Abstract
Background
Absolute lymphocyte counts (ALC) during treatment have been associated with outcome in children and adults with hematologic malignancies. However, the impact of ALC relative to that of other prognostic factors on the outcome of children with acute lymphoblastic leukemia (ALL) treated in recent trials is unknown.
Methods
Outcomes of 399 patients ≤ 18 years of age with newly diagnosed ALL who were enrolled in the Total Therapy XV study at St. Jude Children’s Research Hospital were analyzed according to ALC at the end of remission induction therapy.
Results
ALC ≥ 500 cell/μL was significantly more prevalent among patients with B-lineage ALL, favorable presenting features and in those who achieved minimal residual disease (MRD) negativity on day 43 of treatment.

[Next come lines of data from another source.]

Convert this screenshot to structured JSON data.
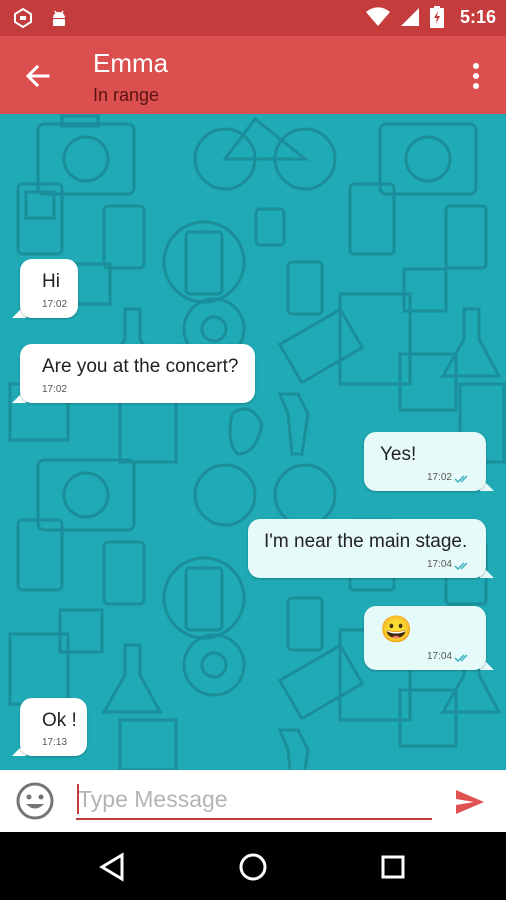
{
  "status_bar": {
    "time": "5:16",
    "icons": [
      "hangouts-icon",
      "android-debug-icon",
      "wifi-icon",
      "cell-signal-icon",
      "battery-charging-icon"
    ]
  },
  "header": {
    "contact_name": "Emma",
    "status": "In range",
    "icons": [
      "back-arrow-icon",
      "more-vert-icon"
    ]
  },
  "messages": [
    {
      "direction": "in",
      "text": "Hi",
      "time": "17:02"
    },
    {
      "direction": "in",
      "text": "Are you at the concert?",
      "time": "17:02"
    },
    {
      "direction": "out",
      "text": "Yes!",
      "time": "17:02",
      "status": "read"
    },
    {
      "direction": "out",
      "text": "I'm near the main stage.",
      "time": "17:04",
      "status": "read"
    },
    {
      "direction": "out",
      "text": "😀",
      "time": "17:04",
      "status": "read"
    },
    {
      "direction": "in",
      "text": "Ok !",
      "time": "17:13"
    }
  ],
  "composer": {
    "placeholder": "Type Message",
    "value": "",
    "icons": [
      "emoji-icon",
      "send-icon"
    ]
  },
  "nav_bar": {
    "icons": [
      "back-triangle-icon",
      "home-circle-icon",
      "recents-square-icon"
    ]
  },
  "colors": {
    "status_bar": "#c43c3c",
    "app_bar": "#db4f4f",
    "chat_background": "#1faab5",
    "outgoing_bubble": "#e6fbf9",
    "incoming_bubble": "#ffffff",
    "accent": "#e05252",
    "read_ticks": "#3ab0c4"
  }
}
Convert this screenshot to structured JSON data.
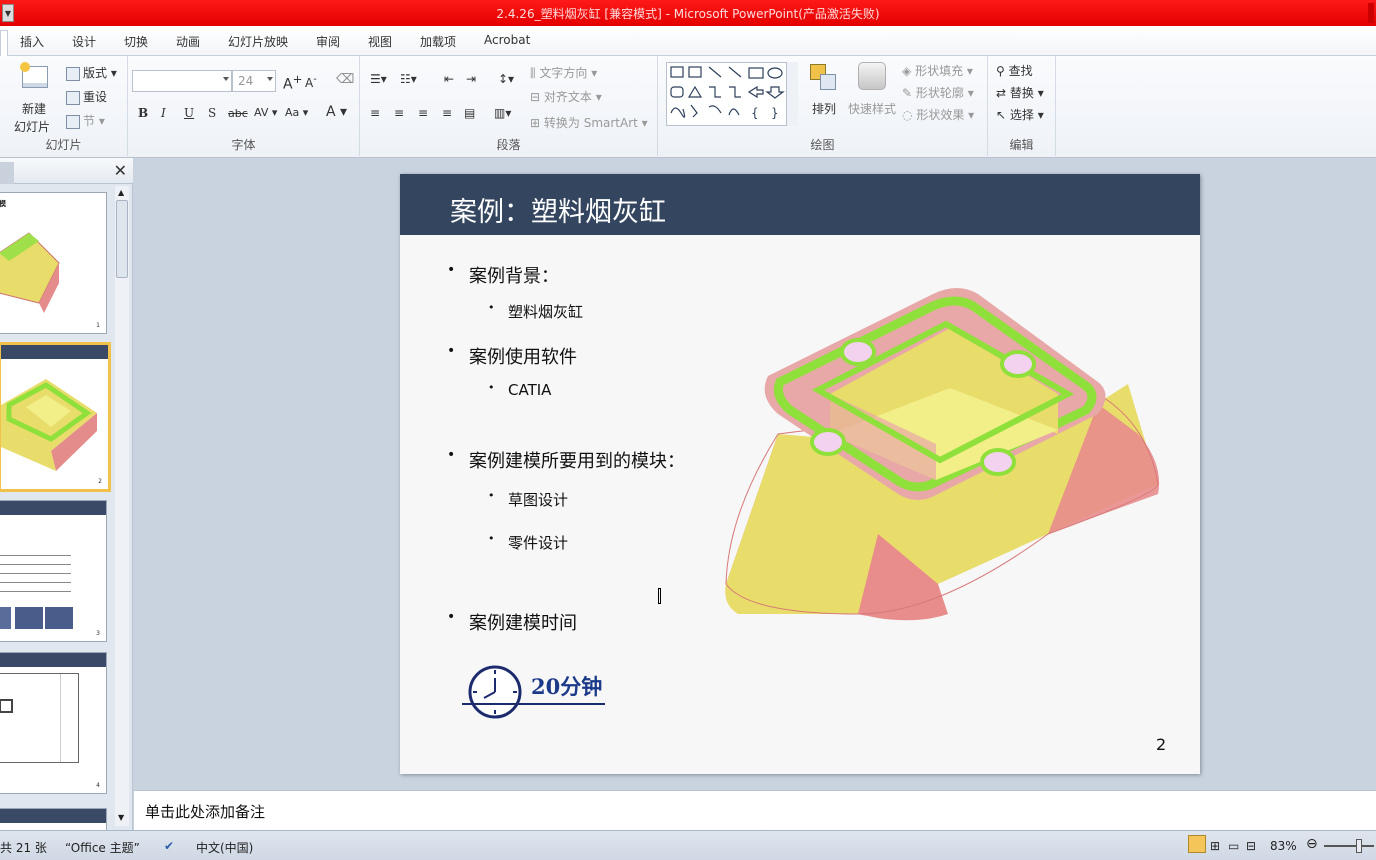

Both overall survival (OS) and event-free survival (EFS) were superior among patients with higher ALC, but only the association with OS was statistically significant in a univariate analysis. In multivariable analyses, ALC was not a significant predictor of outcome after controlling for age, leukocyte count, lineage, risk group, and MRD at the end of induction (p > 0.1 for all comparisons). However, among MRD-negative patients, those with low ALC had a 5-year OS of 84.2% ± 8.9% versus 97.3 ± 1.0 for patients with higher ALC (P = .036).
Conclusion
ALC at the end of induction is related to favorable presenting features and good initial treatment response but does not independently predict outcome in the context of contemporary, MRD-guided, therapy.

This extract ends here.